Harvest jobs are still running on a frequency > daily, regardless of what is configured in the CKAN UI.
We tested again with the GCOOS ERDDAP Biological WAF set to Manual, confirmed this is propagated to the database, however there are still routine harvest jobs running.
@benjwadams to look into further troubleshooting.
@benjwadams I believe this issue is still present as of our Catalog meeting today if you're able to look into now that funding is once again available.
@benjwadams Once #238 is resolved, can you re-investigate this one? Harvest job UI settings don't seem to be persisted or respected by the CKAN harvesters.
This is likely due to ckan harvester job-all
https://github.com/ioos/catalog-docker-base/blob/main/contrib/scripts/clear_stuck_harvests.bash#L9 being issued on the stuck job cleanup script. I'm testing removing just this line and think this will fix things.
@benjwadams mentioned during today's meeting that:
Possibly related to cleanup script manually restarting harvest job on failure. Not honoring the manual harvest config flag in settings.
@benjwadams stated in https://github.com/ioos/ckanext-ioos-theme/issues/238#issuecomment-2007755461 that CKAN is honoring the harvest job configurations and this issue can be closed.
If I attempt to set a harvest source to manual, for example:
https://data.ioos.us/harvest/edit/gcoos-erddap-biological
and click Save, the setting appears to be updated in the CKAN UI.
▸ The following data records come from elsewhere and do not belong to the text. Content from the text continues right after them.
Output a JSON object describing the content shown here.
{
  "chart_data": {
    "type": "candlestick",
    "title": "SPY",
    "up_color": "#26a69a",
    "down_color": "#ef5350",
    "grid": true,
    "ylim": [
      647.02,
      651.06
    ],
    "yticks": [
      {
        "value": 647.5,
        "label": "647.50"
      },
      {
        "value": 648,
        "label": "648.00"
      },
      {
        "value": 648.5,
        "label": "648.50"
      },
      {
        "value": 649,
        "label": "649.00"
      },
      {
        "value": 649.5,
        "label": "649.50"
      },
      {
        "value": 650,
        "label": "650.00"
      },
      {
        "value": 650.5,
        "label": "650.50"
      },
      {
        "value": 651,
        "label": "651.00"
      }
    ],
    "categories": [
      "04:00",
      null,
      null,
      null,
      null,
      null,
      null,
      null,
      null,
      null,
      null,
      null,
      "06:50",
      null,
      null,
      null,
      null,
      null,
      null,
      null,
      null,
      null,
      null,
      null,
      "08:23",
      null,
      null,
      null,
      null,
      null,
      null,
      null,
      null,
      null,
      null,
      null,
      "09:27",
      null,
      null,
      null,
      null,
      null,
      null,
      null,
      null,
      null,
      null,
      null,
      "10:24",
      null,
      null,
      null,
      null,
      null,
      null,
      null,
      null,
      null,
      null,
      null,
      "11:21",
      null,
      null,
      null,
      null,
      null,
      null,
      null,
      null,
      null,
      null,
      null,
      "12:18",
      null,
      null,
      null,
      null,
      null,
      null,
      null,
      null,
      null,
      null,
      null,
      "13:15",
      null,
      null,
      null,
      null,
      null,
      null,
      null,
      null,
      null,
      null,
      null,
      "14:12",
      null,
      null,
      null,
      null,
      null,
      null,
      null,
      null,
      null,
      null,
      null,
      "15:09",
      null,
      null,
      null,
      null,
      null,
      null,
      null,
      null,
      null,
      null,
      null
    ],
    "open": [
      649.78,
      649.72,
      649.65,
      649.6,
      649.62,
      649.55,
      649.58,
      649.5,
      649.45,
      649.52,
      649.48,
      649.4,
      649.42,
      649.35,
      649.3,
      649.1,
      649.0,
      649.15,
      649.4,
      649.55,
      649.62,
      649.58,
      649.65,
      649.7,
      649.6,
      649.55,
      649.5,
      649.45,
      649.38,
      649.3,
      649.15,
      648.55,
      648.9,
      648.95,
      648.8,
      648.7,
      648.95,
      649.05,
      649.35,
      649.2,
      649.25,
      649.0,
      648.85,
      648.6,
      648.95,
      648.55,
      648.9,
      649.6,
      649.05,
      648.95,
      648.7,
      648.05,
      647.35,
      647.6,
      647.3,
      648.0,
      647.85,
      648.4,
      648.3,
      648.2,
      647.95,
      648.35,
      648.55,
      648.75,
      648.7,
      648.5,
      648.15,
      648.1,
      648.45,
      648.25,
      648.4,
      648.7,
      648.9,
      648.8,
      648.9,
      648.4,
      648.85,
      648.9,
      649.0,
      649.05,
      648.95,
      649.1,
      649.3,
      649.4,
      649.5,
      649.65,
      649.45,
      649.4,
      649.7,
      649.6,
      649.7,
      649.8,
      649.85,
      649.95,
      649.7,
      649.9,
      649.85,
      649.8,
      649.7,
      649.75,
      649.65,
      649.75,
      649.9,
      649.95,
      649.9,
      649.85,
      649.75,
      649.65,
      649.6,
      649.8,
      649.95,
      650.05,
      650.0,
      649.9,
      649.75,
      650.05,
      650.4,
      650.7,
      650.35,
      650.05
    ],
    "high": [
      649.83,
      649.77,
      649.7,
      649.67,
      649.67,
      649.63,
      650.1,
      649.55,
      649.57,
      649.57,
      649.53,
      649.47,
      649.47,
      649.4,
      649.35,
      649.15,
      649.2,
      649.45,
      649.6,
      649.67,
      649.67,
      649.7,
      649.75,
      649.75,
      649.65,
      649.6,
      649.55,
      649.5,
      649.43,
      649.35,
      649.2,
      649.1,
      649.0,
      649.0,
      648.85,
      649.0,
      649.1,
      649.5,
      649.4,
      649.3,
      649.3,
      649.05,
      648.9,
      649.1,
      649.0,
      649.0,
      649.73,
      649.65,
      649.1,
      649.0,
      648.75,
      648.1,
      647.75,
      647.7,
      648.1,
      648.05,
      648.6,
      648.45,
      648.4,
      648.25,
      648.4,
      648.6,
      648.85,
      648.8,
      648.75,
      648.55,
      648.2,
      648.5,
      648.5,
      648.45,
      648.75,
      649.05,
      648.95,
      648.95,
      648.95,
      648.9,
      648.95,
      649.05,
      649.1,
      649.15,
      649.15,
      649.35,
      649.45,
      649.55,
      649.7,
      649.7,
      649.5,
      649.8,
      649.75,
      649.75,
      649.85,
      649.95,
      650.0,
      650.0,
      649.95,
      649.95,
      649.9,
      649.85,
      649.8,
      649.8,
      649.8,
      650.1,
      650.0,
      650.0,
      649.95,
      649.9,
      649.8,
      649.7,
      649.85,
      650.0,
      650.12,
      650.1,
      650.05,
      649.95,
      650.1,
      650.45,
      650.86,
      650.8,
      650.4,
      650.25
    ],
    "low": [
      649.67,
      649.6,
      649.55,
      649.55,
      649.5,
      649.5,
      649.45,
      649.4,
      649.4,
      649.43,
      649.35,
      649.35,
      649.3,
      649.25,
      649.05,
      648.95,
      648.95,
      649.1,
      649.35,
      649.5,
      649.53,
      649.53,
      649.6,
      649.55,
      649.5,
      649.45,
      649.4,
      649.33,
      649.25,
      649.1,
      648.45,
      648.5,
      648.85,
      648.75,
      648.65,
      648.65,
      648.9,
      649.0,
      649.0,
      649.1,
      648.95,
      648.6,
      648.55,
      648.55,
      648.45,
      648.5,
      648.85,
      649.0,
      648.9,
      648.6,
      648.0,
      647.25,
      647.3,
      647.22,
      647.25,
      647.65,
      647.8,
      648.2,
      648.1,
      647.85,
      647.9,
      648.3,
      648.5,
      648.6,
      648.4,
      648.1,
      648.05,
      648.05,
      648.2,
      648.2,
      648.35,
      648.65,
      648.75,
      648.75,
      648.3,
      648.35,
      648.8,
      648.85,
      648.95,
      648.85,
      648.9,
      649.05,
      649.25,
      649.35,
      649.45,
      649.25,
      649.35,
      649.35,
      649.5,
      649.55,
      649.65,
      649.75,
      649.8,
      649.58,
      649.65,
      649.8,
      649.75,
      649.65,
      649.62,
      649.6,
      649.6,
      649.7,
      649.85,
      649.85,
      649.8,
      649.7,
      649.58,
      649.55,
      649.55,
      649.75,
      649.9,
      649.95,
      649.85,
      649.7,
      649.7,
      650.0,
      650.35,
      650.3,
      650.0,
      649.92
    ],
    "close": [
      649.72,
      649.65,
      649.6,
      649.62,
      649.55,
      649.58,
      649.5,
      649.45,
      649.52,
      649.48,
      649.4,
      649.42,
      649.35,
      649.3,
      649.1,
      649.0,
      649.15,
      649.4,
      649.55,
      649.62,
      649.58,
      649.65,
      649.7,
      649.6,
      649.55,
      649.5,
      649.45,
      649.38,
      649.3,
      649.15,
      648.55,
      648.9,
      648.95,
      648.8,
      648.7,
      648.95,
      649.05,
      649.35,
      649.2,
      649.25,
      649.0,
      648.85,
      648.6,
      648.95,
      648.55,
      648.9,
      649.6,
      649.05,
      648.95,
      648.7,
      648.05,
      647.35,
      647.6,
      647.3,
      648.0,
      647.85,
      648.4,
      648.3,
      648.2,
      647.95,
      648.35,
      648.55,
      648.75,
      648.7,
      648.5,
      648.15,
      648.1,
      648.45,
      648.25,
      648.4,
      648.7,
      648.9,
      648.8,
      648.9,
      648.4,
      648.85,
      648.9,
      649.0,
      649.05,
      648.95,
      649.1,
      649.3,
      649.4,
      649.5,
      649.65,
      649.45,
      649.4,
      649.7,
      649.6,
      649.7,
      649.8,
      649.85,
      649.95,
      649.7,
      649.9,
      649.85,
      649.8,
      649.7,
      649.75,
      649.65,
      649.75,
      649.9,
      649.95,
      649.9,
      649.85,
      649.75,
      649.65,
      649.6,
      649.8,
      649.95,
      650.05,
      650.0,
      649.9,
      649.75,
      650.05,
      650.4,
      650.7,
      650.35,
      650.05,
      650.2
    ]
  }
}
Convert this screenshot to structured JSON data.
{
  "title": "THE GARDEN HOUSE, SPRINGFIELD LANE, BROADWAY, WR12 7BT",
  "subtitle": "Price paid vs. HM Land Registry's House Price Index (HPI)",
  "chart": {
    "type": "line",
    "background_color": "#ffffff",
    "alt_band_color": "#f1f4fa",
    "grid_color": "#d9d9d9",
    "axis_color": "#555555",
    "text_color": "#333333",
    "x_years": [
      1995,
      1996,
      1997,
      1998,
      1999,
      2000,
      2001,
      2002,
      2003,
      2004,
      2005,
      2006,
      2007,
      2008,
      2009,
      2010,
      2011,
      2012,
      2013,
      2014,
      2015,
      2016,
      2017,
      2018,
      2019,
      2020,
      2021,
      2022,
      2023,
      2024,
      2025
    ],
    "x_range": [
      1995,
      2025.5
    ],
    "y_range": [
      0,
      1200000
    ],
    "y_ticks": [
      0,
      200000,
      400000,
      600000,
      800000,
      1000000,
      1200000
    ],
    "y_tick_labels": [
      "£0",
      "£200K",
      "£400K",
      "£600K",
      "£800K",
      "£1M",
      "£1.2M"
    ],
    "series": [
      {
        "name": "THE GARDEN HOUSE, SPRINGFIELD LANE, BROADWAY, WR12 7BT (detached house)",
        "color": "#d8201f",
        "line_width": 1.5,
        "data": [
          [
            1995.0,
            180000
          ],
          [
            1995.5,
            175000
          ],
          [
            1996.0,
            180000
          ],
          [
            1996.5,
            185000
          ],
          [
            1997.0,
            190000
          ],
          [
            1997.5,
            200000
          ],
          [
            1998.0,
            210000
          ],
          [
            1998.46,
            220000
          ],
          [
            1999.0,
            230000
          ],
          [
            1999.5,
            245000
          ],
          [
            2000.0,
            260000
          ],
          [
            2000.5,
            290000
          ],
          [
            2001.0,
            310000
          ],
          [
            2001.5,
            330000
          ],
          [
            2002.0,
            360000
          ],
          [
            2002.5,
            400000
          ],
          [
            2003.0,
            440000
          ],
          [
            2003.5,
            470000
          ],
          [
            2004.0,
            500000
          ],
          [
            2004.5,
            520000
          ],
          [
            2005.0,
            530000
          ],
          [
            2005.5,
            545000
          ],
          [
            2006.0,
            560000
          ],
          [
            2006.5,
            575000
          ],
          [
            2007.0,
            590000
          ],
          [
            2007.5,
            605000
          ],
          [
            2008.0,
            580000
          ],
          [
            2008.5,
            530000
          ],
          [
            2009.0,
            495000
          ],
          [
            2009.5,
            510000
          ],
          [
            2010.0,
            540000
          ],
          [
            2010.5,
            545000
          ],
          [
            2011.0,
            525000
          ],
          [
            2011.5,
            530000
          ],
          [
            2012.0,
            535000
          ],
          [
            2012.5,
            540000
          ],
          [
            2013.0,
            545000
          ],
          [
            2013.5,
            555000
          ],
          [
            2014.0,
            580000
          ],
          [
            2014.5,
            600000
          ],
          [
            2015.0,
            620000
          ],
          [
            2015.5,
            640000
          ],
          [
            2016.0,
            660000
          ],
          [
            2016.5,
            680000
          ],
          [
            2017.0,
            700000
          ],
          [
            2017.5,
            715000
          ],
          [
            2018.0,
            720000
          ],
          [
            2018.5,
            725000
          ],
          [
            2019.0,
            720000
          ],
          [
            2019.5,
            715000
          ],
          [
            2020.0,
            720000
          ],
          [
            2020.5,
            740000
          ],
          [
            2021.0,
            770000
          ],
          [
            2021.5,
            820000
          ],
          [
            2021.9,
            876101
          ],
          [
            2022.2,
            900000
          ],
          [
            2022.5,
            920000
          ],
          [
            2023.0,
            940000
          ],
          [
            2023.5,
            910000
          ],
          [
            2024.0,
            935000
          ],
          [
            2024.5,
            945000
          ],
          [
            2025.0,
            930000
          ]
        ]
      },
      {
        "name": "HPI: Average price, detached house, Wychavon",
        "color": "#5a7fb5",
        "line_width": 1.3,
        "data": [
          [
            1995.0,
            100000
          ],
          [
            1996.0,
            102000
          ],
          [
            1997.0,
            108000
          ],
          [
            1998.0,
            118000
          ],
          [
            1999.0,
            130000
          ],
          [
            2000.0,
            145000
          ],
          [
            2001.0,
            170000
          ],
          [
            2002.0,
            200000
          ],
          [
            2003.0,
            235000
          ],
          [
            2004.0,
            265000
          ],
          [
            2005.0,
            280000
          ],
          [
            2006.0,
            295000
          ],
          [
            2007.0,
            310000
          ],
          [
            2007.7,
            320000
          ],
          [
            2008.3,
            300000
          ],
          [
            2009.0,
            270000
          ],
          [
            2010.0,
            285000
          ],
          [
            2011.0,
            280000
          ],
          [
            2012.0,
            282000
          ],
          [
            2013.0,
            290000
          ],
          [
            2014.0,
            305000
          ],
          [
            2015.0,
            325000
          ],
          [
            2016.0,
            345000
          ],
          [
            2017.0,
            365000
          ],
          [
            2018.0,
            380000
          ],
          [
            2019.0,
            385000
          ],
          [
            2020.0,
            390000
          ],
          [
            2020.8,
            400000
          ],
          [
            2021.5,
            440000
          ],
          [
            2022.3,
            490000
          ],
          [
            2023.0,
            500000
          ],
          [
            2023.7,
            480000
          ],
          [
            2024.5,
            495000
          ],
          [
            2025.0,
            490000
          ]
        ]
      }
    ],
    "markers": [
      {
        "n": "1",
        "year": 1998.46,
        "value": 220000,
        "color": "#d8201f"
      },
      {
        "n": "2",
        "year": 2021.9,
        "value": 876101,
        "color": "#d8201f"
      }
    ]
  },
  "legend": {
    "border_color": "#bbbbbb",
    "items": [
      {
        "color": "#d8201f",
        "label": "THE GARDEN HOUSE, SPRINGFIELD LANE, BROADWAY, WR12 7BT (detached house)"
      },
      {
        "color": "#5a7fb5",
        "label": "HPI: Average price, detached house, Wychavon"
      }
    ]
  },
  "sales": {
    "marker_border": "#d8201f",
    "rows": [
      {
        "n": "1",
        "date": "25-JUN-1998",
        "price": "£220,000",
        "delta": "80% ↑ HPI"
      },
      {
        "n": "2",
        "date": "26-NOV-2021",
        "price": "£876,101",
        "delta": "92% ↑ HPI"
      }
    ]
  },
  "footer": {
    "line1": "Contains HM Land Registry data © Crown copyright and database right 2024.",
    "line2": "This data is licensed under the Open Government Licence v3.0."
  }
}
However, there are still multiple (sometimes up to 3) harvests that run for this GCOOS harvest source per day according to the job logs:
https://data.ioos.us/harvest/gcoos-erddap-biological/job
If a harvest source is set to 'Manual', it should only run when manually triggered.
Similarly, if it's set to 'Daily', it should only run 1x per day (not 2 or 3x/day).
We need to figure out why the harvest jobs are not running according to the CKAN settings and fix to be configurable via UI.